Bulgarien will schneller in den Euro-Raum

Angesichts der Coronavirus-Krise will Bulgarien auch schneller als bisher vorgesehen in den Euro-Raum, um von den Finanzhilfen in dem Währungsverbund profitieren zu können. „Diejenigen, die in der Euro-Zone sind, werden Milliarden zur Verfügung haben“, sagte Bulgariens Regierungschef Boiko Borissow vor einer Woche in Sofia. Er machte deutlich, dass er daher den Antrag für den Beitrittsprozess Bulgariens zum Euro-Raum von Juli auf Ende April vorziehen wolle.
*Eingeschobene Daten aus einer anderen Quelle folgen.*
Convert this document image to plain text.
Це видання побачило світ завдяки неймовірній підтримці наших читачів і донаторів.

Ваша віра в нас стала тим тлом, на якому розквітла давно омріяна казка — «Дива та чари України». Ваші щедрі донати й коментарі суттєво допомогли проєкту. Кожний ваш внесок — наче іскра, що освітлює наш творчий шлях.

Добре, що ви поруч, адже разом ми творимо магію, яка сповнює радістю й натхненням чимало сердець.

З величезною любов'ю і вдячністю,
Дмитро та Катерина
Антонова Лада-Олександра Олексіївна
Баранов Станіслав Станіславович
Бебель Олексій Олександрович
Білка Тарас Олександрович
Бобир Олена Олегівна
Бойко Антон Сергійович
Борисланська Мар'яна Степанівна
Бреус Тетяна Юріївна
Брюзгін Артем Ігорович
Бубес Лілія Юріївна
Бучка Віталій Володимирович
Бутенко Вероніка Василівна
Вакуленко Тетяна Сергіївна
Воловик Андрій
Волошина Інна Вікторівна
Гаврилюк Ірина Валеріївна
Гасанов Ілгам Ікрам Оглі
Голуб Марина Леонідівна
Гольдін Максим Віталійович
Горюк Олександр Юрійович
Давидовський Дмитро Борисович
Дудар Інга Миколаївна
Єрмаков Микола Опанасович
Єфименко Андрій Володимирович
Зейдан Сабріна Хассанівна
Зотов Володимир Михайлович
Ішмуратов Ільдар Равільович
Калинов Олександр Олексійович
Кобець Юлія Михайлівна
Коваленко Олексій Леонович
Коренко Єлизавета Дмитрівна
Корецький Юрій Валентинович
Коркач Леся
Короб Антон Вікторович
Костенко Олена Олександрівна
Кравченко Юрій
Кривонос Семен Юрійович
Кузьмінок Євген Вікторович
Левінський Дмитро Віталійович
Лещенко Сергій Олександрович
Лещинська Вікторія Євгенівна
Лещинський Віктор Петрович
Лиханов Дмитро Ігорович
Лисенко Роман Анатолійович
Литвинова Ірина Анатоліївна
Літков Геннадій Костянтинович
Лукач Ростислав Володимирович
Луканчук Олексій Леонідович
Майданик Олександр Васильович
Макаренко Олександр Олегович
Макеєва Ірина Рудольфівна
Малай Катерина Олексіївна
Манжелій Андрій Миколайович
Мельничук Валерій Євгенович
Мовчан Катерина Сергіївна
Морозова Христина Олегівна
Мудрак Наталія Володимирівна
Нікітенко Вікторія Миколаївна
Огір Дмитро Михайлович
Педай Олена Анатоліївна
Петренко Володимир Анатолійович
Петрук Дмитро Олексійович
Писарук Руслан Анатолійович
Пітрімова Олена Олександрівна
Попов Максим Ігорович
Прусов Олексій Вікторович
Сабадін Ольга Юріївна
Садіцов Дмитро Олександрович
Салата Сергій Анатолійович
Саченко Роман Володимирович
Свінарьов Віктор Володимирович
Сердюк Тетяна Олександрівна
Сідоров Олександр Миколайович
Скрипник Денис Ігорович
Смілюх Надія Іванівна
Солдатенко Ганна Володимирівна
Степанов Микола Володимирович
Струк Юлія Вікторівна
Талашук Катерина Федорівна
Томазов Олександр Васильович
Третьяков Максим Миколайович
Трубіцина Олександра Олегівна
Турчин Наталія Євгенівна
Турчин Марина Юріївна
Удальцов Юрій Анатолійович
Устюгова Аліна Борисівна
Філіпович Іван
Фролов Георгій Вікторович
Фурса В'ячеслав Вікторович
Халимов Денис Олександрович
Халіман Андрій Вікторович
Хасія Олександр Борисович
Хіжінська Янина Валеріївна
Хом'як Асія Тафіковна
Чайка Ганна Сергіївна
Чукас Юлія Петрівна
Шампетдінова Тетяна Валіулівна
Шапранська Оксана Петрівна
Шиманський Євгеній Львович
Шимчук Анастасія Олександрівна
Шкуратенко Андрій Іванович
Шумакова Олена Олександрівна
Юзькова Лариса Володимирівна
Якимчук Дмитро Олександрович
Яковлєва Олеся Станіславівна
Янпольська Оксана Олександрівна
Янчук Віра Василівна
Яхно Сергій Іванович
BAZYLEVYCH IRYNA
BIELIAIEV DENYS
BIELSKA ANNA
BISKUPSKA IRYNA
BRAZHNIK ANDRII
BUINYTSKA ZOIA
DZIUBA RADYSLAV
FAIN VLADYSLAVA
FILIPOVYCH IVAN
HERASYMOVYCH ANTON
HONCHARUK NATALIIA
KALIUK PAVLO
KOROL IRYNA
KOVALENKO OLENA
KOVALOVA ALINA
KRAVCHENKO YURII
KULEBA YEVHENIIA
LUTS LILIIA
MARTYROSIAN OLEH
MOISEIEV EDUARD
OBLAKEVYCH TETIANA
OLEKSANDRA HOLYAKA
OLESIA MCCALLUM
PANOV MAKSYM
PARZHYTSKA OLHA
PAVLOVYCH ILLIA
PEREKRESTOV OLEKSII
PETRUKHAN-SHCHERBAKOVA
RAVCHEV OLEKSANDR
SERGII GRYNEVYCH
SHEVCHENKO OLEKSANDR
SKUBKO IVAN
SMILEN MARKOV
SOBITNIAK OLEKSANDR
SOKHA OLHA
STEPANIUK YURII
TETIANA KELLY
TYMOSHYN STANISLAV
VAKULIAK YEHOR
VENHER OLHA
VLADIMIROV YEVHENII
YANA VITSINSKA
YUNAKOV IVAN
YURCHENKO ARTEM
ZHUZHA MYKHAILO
Als Vorstufe zur Integration in den Euro-Raum muss Bulgarien zunächst dem Wechselkursmechanismus II beitreten, in dem das Land zwei Jahre lang bleiben muss, bevor es die Gemeinschaftswährung einführen kann. Nach den Worten von Borissow eröffnet aber bereits der Beitritt zum Wechselkursmechanismus II die Möglichkeit, europäische Kredite zu erhalten. Das sei der einzige Weg, „damit unser Land aus der Krise kommt“, sagte er.